As more details about the Texas, Uvalde elementary school shooting have come to light, questions have been raised regarding the police response.
As CNN reported, the gunman who killed 19 students and two teachers at Robb Elementary School on Tuesday was inside the building’s premises for an hour before authorities broke into the room he was barricaded in and killed him. Some bystanders have questioned why police did not immediately do more to stop the shooter, while others suggested that they even charge into the school themselves.

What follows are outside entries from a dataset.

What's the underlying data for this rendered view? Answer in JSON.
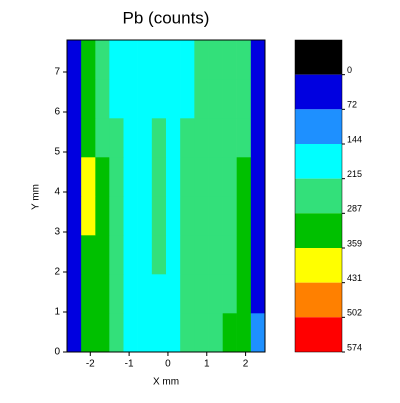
{
  "chart_data": {
    "type": "contour",
    "title": "Pb (counts)",
    "x_label": "X mm",
    "y_label": "Y mm",
    "xlim": [
      -2.6,
      2.5
    ],
    "ylim": [
      0,
      7.8
    ],
    "xticks": [
      -2,
      -1,
      0,
      1,
      2
    ],
    "yticks": [
      0,
      1,
      2,
      3,
      4,
      5,
      6,
      7
    ],
    "x": [
      -2.42,
      -2.05,
      -1.69,
      -1.33,
      -0.96,
      -0.6,
      -0.23,
      0.13,
      0.5,
      0.86,
      1.23,
      1.59,
      1.95,
      2.32
    ],
    "y": [
      0.49,
      1.46,
      2.44,
      3.41,
      4.39,
      5.36,
      6.34,
      7.31
    ],
    "z": [
      [
        40,
        320,
        290,
        240,
        190,
        180,
        190,
        200,
        230,
        250,
        270,
        300,
        330,
        80
      ],
      [
        40,
        340,
        300,
        250,
        180,
        170,
        210,
        190,
        240,
        250,
        260,
        280,
        320,
        60
      ],
      [
        40,
        330,
        290,
        240,
        180,
        170,
        220,
        200,
        240,
        250,
        260,
        280,
        300,
        60
      ],
      [
        40,
        380,
        300,
        250,
        180,
        170,
        220,
        190,
        230,
        250,
        260,
        270,
        290,
        50
      ],
      [
        40,
        400,
        290,
        240,
        180,
        170,
        220,
        180,
        230,
        250,
        260,
        270,
        290,
        40
      ],
      [
        40,
        330,
        280,
        230,
        180,
        170,
        220,
        180,
        220,
        240,
        250,
        260,
        280,
        30
      ],
      [
        40,
        320,
        270,
        200,
        170,
        160,
        200,
        170,
        190,
        230,
        250,
        260,
        270,
        30
      ],
      [
        40,
        300,
        260,
        200,
        170,
        160,
        180,
        170,
        180,
        220,
        240,
        250,
        250,
        30
      ]
    ],
    "levels": [
      0,
      72,
      144,
      215,
      287,
      359,
      431,
      502,
      574
    ],
    "colors": [
      "#000000",
      "#0000e0",
      "#1e90ff",
      "#00ffff",
      "#33e07a",
      "#00c000",
      "#ffff00",
      "#ff8000",
      "#ff0000"
    ]
  }
}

The perpetrator, 18-year-old Salvador Rolando Ramos, shot his grandmother and stole her truck, which he then crashed through a barricade just outside of the school. Despite initial reports indicating that he was wearing body-armor, he was actually wearing a plate carrier tactical vest without armor inside. He was equipped with a handgun and an AR-15 style rifle. As the Associated Press reported, witnesses said he opened fire at two individuals at a nearby funeral home before wounding a school district police officer and heading inside the school.
Onlookers at the scene as the shooting took place reportedly urged responding police officers to go inside the school. Javier Cazarez, whose fourth-grade daughter was killed in the shooting, arrived at the scene to see police gathered outside the building. He suggested to others that they “rush in because the cops aren’t doing anything like they are supposed to.” Cazarez accused the police officers of not doing enough, and being “unprepared” for the situation at hand.

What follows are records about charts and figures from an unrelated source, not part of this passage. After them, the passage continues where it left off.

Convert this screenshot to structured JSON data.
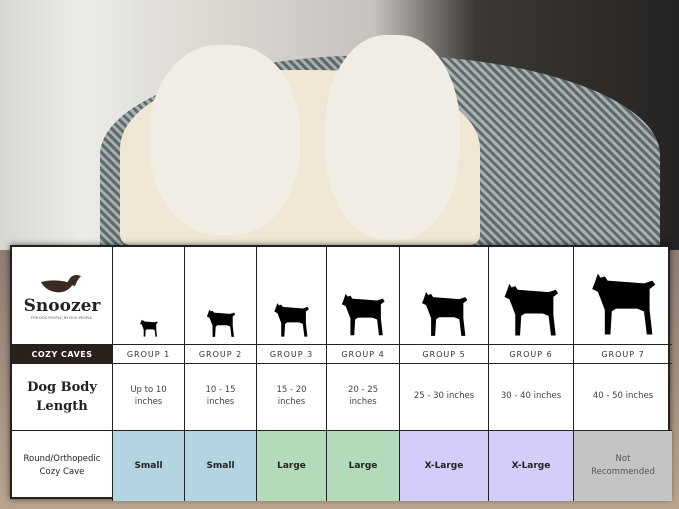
{
  "brand": {
    "name": "Snoozer",
    "tagline": "FOR DOG PEOPLE, BY DOG PEOPLE.",
    "product_line": "COZY CAVES"
  },
  "rows": {
    "length_label": "Dog Body Length",
    "cave_label": "Round/Orthopedic Cozy Cave"
  },
  "groups": [
    {
      "label": "GROUP 1",
      "length": "Up to 10 inches",
      "size": "Small",
      "color": "#b3d4e1",
      "scale": 0.28
    },
    {
      "label": "GROUP 2",
      "length": "10 - 15 inches",
      "size": "Small",
      "color": "#b3d4e1",
      "scale": 0.45
    },
    {
      "label": "GROUP 3",
      "length": "15 - 20 inches",
      "size": "Large",
      "color": "#b4dbb9",
      "scale": 0.55
    },
    {
      "label": "GROUP 4",
      "length": "20 - 25 inches",
      "size": "Large",
      "color": "#b4dbb9",
      "scale": 0.68
    },
    {
      "label": "GROUP 5",
      "length": "25 - 30 inches",
      "size": "X-Large",
      "color": "#d4ccfa",
      "scale": 0.72
    },
    {
      "label": "GROUP 6",
      "length": "30 - 40 inches",
      "size": "X-Large",
      "color": "#d4ccfa",
      "scale": 0.85
    },
    {
      "label": "GROUP 7",
      "length": "40 - 50 inches",
      "size": "Not Recommended",
      "color": "#c4c4c4",
      "scale": 1.0
    }
  ]
}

After Ramos entered the building, he reportedly exchanged fire with two responding police officers outside. He went into one classroom and barricaded himself in, which is where he killed all 21 victims, as Lt. Christopher Olivarez of the Department of Public Safety said.

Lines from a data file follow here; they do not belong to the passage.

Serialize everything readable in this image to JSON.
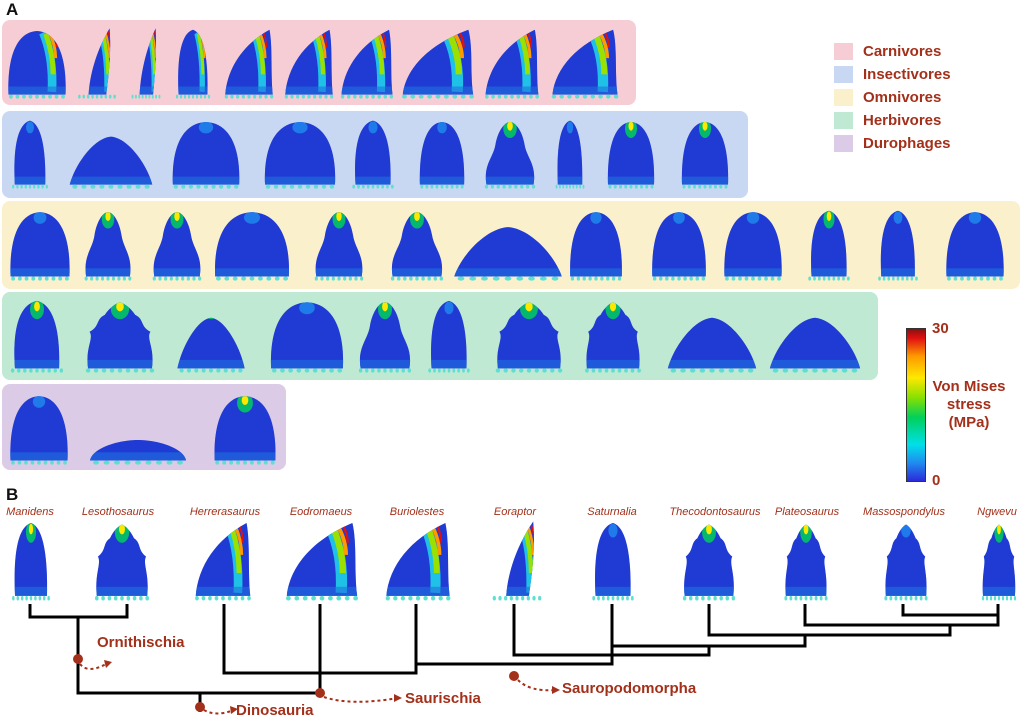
{
  "panel_a_label": "A",
  "panel_b_label": "B",
  "legend": [
    {
      "label": "Carnivores",
      "color": "#f6cdd4"
    },
    {
      "label": "Insectivores",
      "color": "#c9d8f2"
    },
    {
      "label": "Omnivores",
      "color": "#fbf0cc"
    },
    {
      "label": "Herbivores",
      "color": "#bfe9d3"
    },
    {
      "label": "Durophages",
      "color": "#dccbe6"
    }
  ],
  "colorbar": {
    "max_label": "30",
    "min_label": "0",
    "title": "Von Mises stress (MPa)"
  },
  "phylogeny": {
    "taxa": [
      "Manidens",
      "Lesothosaurus",
      "Herrerasaurus",
      "Eodromaeus",
      "Buriolestes",
      "Eoraptor",
      "Saturnalia",
      "Thecodontosaurus",
      "Plateosaurus",
      "Massospondylus",
      "Ngwevu"
    ],
    "clades": [
      "Ornithischia",
      "Dinosauria",
      "Saurischia",
      "Sauropodomorpha"
    ]
  }
}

Steve McCreaw, the Public Safety Director, said that approximately 40 minutes to an hour elapsed from the time Ramos shot the school officer and when the tactical team broke down the door and killed him. “The bottom line is law enforcement was there,” McCraw said. “They did engage immediately. They did contain (Ramos) in the classroom.” 24-year-old Juan Carranza, who witnessed the shooting from his house across the street, believes officers could have entered the school much sooner. “There were more of them,” said Carranza. “There was just one of him.”
In an interview with KENS 5, as seen below, Lt. Christopher Olivarez appeared to confirm speculation that some police officers prioritized their own children over stopping the shooter. “We do know right now that there was some police officers families trying to get their children out of the school because it was an active shooter situation,” he said at the 1:40 point.
Olivarez has yet to clarify his comments, but McCraw did admit that officers failed to prevent more children from being killed. "Obviously this is a situation we failed in the sense that we didn't prevent this mass attack—but I can tell you, those officers that arrived on the scene and put their lives in danger, they saved other kids," he said. "They kept him pinned down, and we're very proud of that."